LigattLeaks has since moved on to a site at http://ligattleaks.blogs.ru and continues to post with impunity. Since LigattLeaks themselves claim they do not possess the mailspool and are only reposting things found on pastebin, they seems to be under no legal liability. The actual consequences of these leaks for Evans or Ligatt? Aside from a lot of embarassment, and a local news story , there has yet to be any serious consequence seen from this. however, Evan's litigious assaults on the infosec community seemed to have had no real effect either. So right now I'm calling this one a draw at the moment.

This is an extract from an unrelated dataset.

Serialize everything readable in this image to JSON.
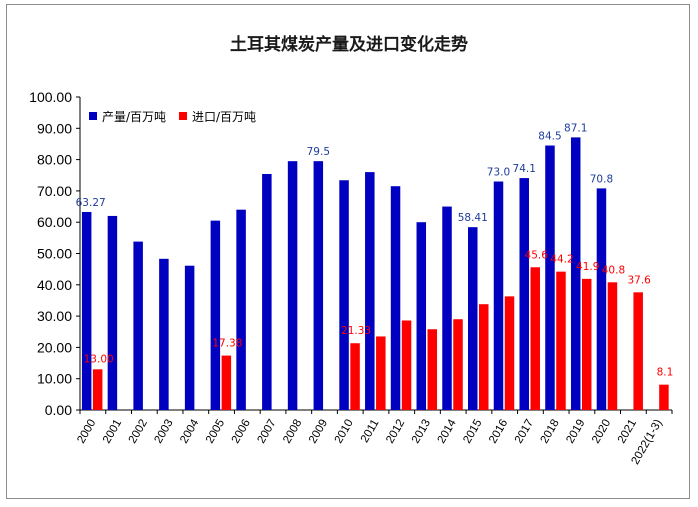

Now let's move on to the Sony PS3 case. The folks over at Fail0verflow got their hands on the keys used to sign software for the ps3. Well known hardware hacker GeoHot then built on this and created a modkit to allow home brew software to run on the ps3. Sony claims that this will only serve to enable piracy on their game consoles. they file suit against Geo Hot, subpoena all of his computer equipment and issue orders for his instructional videos to be stripped from the internet. In response the instructions, examples, and encryption keys are spread across the internet. Before the case against Geohot has even begun, sony is now trying to use the legal system to gain information on every person who viewed or commented on GeoHot's video on youtube. They are also seeking legal action against anyone who posts the encryption keys. This drama is still under way but I'm going to go ahead and call it now: Sony will lose, no matter what the trial outcome.

There is already a huge public outcry against Sony over this action. They may have already caused themselves irreparable brand damage. They have increased the actual awareness of these hacks. And there is no way that they can successfully suppress the information once it has begun disseminating through the internet. They are trying to stuff the proverbial Geenie back in the bottle. One has to wonder why they are doing this. They will not be able to recoup any significant losses. they won't be able to suppress the information. They are trying to lay down intimidation tactics. These intimidation tactics are of course having the opposite effect. One has to wonder if anonymous or another group won't turn it's attention towards the Sony mega-corporation. It would be very itneresting to see a battle between Anonymous and such a  huge company.


There are three examples of folks in the Corporate world trying to control and shape the Internet for their own benefit. All of them are failing miserably, and they are all starting to pay a heavy price for it.